According to the Department of Housing and Urban Development, the maximum FHA loan amount in high-cost areas is $1,149,825 in 2024. In lower-cost areas, the FHA limit is set based on county property values. These are the limits for one-unit properties. If you have multiple units, limits may be higher.
FHA interest rates can be competitive compared to conventional mortgages. This is because the government backing allows lenders to offer a lower rate. The rate depends on several factors including the prevailing interest rates, your income, credit score, the amount you plan to borrow, your down payment amount, DTI ratio, and more.
Usually, the property financed must be your principal residence and must be owner-occupied. In other words, the FHA loan program is not intended for investment or rental properties.

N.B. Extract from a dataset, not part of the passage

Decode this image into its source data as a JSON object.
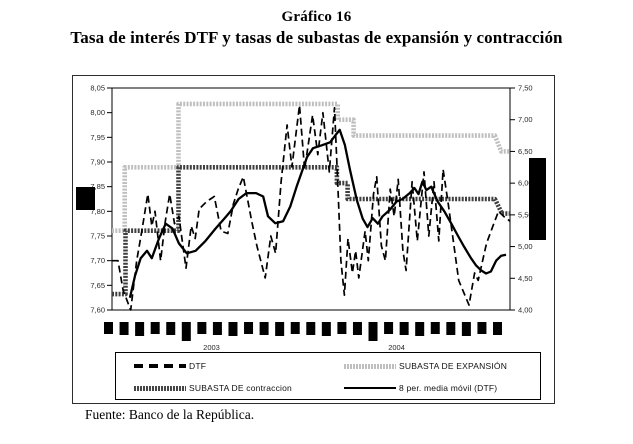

Detached and semi-detached houses, townhouses, rowhouses, and condominiums within FHA-approved condo projects are all eligible for FHA financing.

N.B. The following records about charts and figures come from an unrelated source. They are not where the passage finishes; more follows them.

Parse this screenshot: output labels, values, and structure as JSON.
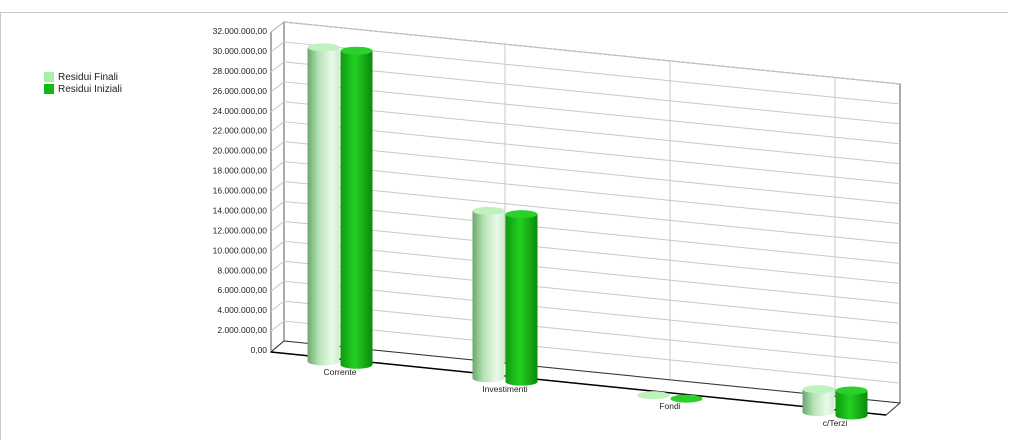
{
  "chart_data": {
    "type": "bar",
    "categories": [
      "Corrente",
      "Investimenti",
      "Fondi",
      "c/Terzi"
    ],
    "series": [
      {
        "name": "Residui Finali",
        "values": [
          31500000,
          16800000,
          0,
          2300000
        ],
        "color": "#a8f0a8"
      },
      {
        "name": "Residui Iniziali",
        "values": [
          31500000,
          16800000,
          0,
          2500000
        ],
        "color": "#11b811"
      }
    ],
    "y_ticks": [
      "0,00",
      "2.000.000,00",
      "4.000.000,00",
      "6.000.000,00",
      "8.000.000,00",
      "10.000.000,00",
      "12.000.000,00",
      "14.000.000,00",
      "16.000.000,00",
      "18.000.000,00",
      "20.000.000,00",
      "22.000.000,00",
      "24.000.000,00",
      "26.000.000,00",
      "28.000.000,00",
      "30.000.000,00",
      "32.000.000,00"
    ],
    "ylim": [
      0,
      32000000
    ],
    "grid": true,
    "legend_position": "top-left",
    "style": "3d-cylinder"
  }
}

If your credit score is between 500 and 579, you may be able to secure an FHA loan, assuming you can afford a down payment of 10%
If your credit score is 580 or higher, you can get an FHA loan with a down payment of as little as 3.5%
A lender will look at your work history for the last two years and your payment history for bills such as utility and rent payment.
A lender will review tax returns, a current year-to-date balance sheet, and a profit-and-loss statement.
If you have been self-employed for less than two years, but more than 1 year, you may still qualify if you have a solid work and income history in tha same or a related occupation before becoming self-employed.
Your mortgage payment, HOA fees, property taxes, mortgage insurance, and homeowners insurance should be less than 31% of your gross income. Lenders call this front-end-ratio.
Meanwhile, your back-end-ratio, which consists or your mortgage payment and all other monthly consumer debts, should be less than 43% of your gross income.